The cost-of-living adjustment in 2022 will be 5.9%, according to the Department of Labor. It will be the largest increase to COLA in 40 years, and a boost to Social Security beneficiaries’ checks.
For more than a decade, these adjustments have averaged below 2%, which in many cases has done little for Social Security beneficiaries – or nothing,in instances when their expenses have risen dramatically but their benefit checks have barely adjusted for inflation.
“For almost everybody who is retired and still alive today and receiving Social Security, this will probably be the highest COLA they have ever received,” said Mary Johnson, a Social Security policy analyst for the Senior Citizens League. Johnson tracks COLA every year, and her estimates for the following year’s adjustments are usually quite accurate (she expected the 2022 COLA to be between 6% and 6.1%, for example). Next year’s COLA will be the highest it’s been since 1982, when it was 7.4%. Anybody who began claiming Social Security at the earliest allowable age, which is 62, that year would be 102 today.
“We are talking about an inflation rate that almost all Social Security recipients have never experienced,” she said.
The hike for 2022 can be attributed to inflation caused from the country’s rebound since the pandemic began, such as the price in gasoline and petroleum, Johnson said.
Social Security benefits are linked to the Consumer Price Index for urban workers, which weighs the average prices of goods used by workers younger than retirement age (such as gas). There is usually a significant disconnect between that CPI and another measurement, known as CPI-E, which is tied to the spending of older Americans, such as healthcare. Because of this, benefit increases normally do not meet the needs of rising inflation for goods and services like Medicare premiums and homeowners’ insurance.
The increase is still modest. The average Social Security benefit is around $1,543 a month. A 6% increase would equate to roughly $93 – a help to older Americans on fixed income, but perhaps not equal to the high expenses associated with healthcare and housing. Still, even tying benefits to CPI-E, as Biden has proposed, would not make a drastic change for beneficiaries’ checks, Johnson said. “The CPI-E in most years yields higher COLAs, but does not reflect the cost of some of the fastest growing prices that retired and disabled Social Security beneficiaries face.”

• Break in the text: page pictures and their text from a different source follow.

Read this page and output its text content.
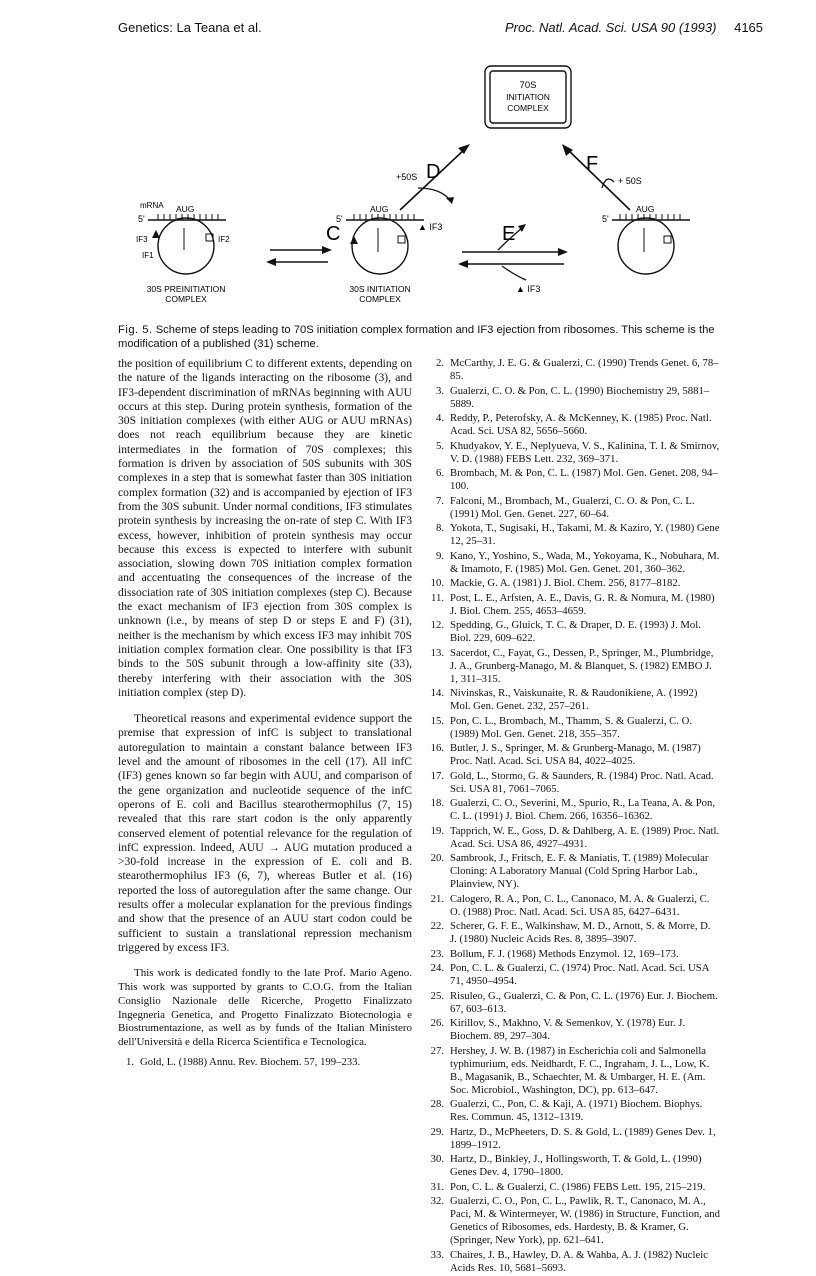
Genetics: La Teana et al.	Proc. Natl. Acad. Sci. USA 90 (1993) 4165
70S
INITIATION
COMPLEX
D
+50S
▲ IF3
F
+ 50S
C	E
▲ IF3
mRNA
5'
AUG
IF3	IF2
IF1
30S PREINITIATION
COMPLEX
5'
AUG
30S INITIATION
COMPLEX
5'
AUG
Fig. 5. Scheme of steps leading to 70S initiation complex formation and IF3 ejection from ribosomes. This scheme is the modification of a published (31) scheme.

the position of equilibrium C to different extents, depending on the nature of the ligands interacting on the ribosome (3), and IF3-dependent discrimination of mRNAs beginning with AUU occurs at this step. During protein synthesis, formation of the 30S initiation complexes (with either AUG or AUU mRNAs) does not reach equilibrium because they are kinetic intermediates in the formation of 70S complexes; this formation is driven by association of 50S subunits with 30S complexes in a step that is somewhat faster than 30S initiation complex formation (32) and is accompanied by ejection of IF3 from the 30S subunit. Under normal conditions, IF3 stimulates protein synthesis by increasing the on-rate of step C. With IF3 excess, however, inhibition of protein synthesis may occur because this excess is expected to interfere with subunit association, slowing down 70S initiation complex formation and accentuating the consequences of the increase of the dissociation rate of 30S initiation complexes (step C). Because the exact mechanism of IF3 ejection from 30S complex is unknown (i.e., by means of step D or steps E and F) (31), neither is the mechanism by which excess IF3 may inhibit 70S initiation complex formation clear. One possibility is that IF3 binds to the 50S subunit through a low-affinity site (33), thereby interfering with their association with the 30S initiation complex (step D).

Theoretical reasons and experimental evidence support the premise that expression of infC is subject to translational autoregulation to maintain a constant balance between IF3 level and the amount of ribosomes in the cell (17). All infC (IF3) genes known so far begin with AUU, and comparison of the gene organization and nucleotide sequence of the infC operons of E. coli and Bacillus stearothermophilus (7, 15) revealed that this rare start codon is the only apparently conserved element of potential relevance for the regulation of infC expression. Indeed, AUU → AUG mutation produced a >30-fold increase in the expression of E. coli and B. stearothermophilus IF3 (6, 7), whereas Butler et al. (16) reported the loss of autoregulation after the same change. Our results offer a molecular explanation for the previous findings and show that the presence of an AUU start codon could be sufficient to sustain a translational repression mechanism triggered by excess IF3.

This work is dedicated fondly to the late Prof. Mario Ageno. This work was supported by grants to C.O.G. from the Italian Consiglio Nazionale delle Ricerche, Progetto Finalizzato Ingegneria Genetica, and Progetto Finalizzato Biotecnologia e Biostrumentazione, as well as by funds of the Italian Ministero dell'Università e della Ricerca Scientifica e Tecnologica.

1. Gold, L. (1988) Annu. Rev. Biochem. 57, 199–233.
2. McCarthy, J. E. G. & Gualerzi, C. (1990) Trends Genet. 6, 78–85.
3. Gualerzi, C. O. & Pon, C. L. (1990) Biochemistry 29, 5881–5889.
4. Reddy, P., Peterofsky, A. & McKenney, K. (1985) Proc. Natl. Acad. Sci. USA 82, 5656–5660.
5. Khudyakov, Y. E., Neplyueva, V. S., Kalinina, T. I. & Smirnov, V. D. (1988) FEBS Lett. 232, 369–371.
6. Brombach, M. & Pon, C. L. (1987) Mol. Gen. Genet. 208, 94–100.
7. Falconi, M., Brombach, M., Gualerzi, C. O. & Pon, C. L. (1991) Mol. Gen. Genet. 227, 60–64.
8. Yokota, T., Sugisaki, H., Takami, M. & Kaziro, Y. (1980) Gene 12, 25–31.
9. Kano, Y., Yoshino, S., Wada, M., Yokoyama, K., Nobuhara, M. & Imamoto, F. (1985) Mol. Gen. Genet. 201, 360–362.
10. Mackie, G. A. (1981) J. Biol. Chem. 256, 8177–8182.
11. Post, L. E., Arfsten, A. E., Davis, G. R. & Nomura, M. (1980) J. Biol. Chem. 255, 4653–4659.
12. Spedding, G., Gluick, T. C. & Draper, D. E. (1993) J. Mol. Biol. 229, 609–622.
13. Sacerdot, C., Fayat, G., Dessen, P., Springer, M., Plumbridge, J. A., Grunberg-Manago, M. & Blanquet, S. (1982) EMBO J. 1, 311–315.
14. Nivinskas, R., Vaiskunaite, R. & Raudonikiene, A. (1992) Mol. Gen. Genet. 232, 257–261.
15. Pon, C. L., Brombach, M., Thamm, S. & Gualerzi, C. O. (1989) Mol. Gen. Genet. 218, 355–357.
16. Butler, J. S., Springer, M. & Grunberg-Manago, M. (1987) Proc. Natl. Acad. Sci. USA 84, 4022–4025.
17. Gold, L., Stormo, G. & Saunders, R. (1984) Proc. Natl. Acad. Sci. USA 81, 7061–7065.
18. Gualerzi, C. O., Severini, M., Spurio, R., La Teana, A. & Pon, C. L. (1991) J. Biol. Chem. 266, 16356–16362.
19. Tapprich, W. E., Goss, D. & Dahlberg, A. E. (1989) Proc. Natl. Acad. Sci. USA 86, 4927–4931.
20. Sambrook, J., Fritsch, E. F. & Maniatis, T. (1989) Molecular Cloning: A Laboratory Manual (Cold Spring Harbor Lab., Plainview, NY).
21. Calogero, R. A., Pon, C. L., Canonaco, M. A. & Gualerzi, C. O. (1988) Proc. Natl. Acad. Sci. USA 85, 6427–6431.
22. Scherer, G. F. E., Walkinshaw, M. D., Arnott, S. & Morre, D. J. (1980) Nucleic Acids Res. 8, 3895–3907.
23. Bollum, F. J. (1968) Methods Enzymol. 12, 169–173.
24. Pon, C. L. & Gualerzi, C. (1974) Proc. Natl. Acad. Sci. USA 71, 4950–4954.
25. Risuleo, G., Gualerzi, C. & Pon, C. L. (1976) Eur. J. Biochem. 67, 603–613.
26. Kirillov, S., Makhno, V. & Semenkov, Y. (1978) Eur. J. Biochem. 89, 297–304.
27. Hershey, J. W. B. (1987) in Escherichia coli and Salmonella typhimurium, eds. Neidhardt, F. C., Ingraham, J. L., Low, K. B., Magasanik, B., Schaechter, M. & Umbarger, H. E. (Am. Soc. Microbiol., Washington, DC), pp. 613–647.
28. Gualerzi, C., Pon, C. & Kaji, A. (1971) Biochem. Biophys. Res. Commun. 45, 1312–1319.
29. Hartz, D., McPheeters, D. S. & Gold, L. (1989) Genes Dev. 1, 1899–1912.
30. Hartz, D., Binkley, J., Hollingsworth, T. & Gold, L. (1990) Genes Dev. 4, 1790–1800.
31. Pon, C. L. & Gualerzi, C. (1986) FEBS Lett. 195, 215–219.
32. Gualerzi, C. O., Pon, C. L., Pawlik, R. T., Canonaco, M. A., Paci, M. & Wintermeyer, W. (1986) in Structure, Function, and Genetics of Ribosomes, eds. Hardesty, B. & Kramer, G. (Springer, New York), pp. 621–641.
33. Chaires, J. B., Hawley, D. A. & Wahba, A. J. (1982) Nucleic Acids Res. 10, 5681–5693.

Older Americans were hit hard by the pandemic. Johnson has received emails from some Social Security beneficiaries who said they’re losing their homes, or reducing their meals, in an attempt to make ends meet. They may have worsening health situations, or are taking on new obligations as a result of the pandemic.
“The guaranteed benefits provided by Social Security and the COLA increase are more crucial than ever as millions of Americans continue to face the health and economic impacts of the pandemic,” AARP Chief Executive Officer Jo Ann Jenkins said in a statement. “Social Security is the largest source of retirement income for most Americans and provides nearly all income (90% or more) for one in four seniors.”
The lack of high (or higher) cost-of-living adjustments in the last decade have not helped as well — older Americans lost 32% of buying power because the COLA, linked to CPI-W, did not keep pace with rising costs they typically experience.
Even though the CPI-E may not be as high of an adjustment as older Americans may need, compared to the CPI-W, “we are getting lots of emails that [beneficiaries] simply run out of money before their next check comes in,” Johnson said. “They don’t have the money to pick up groceries or prescriptions.”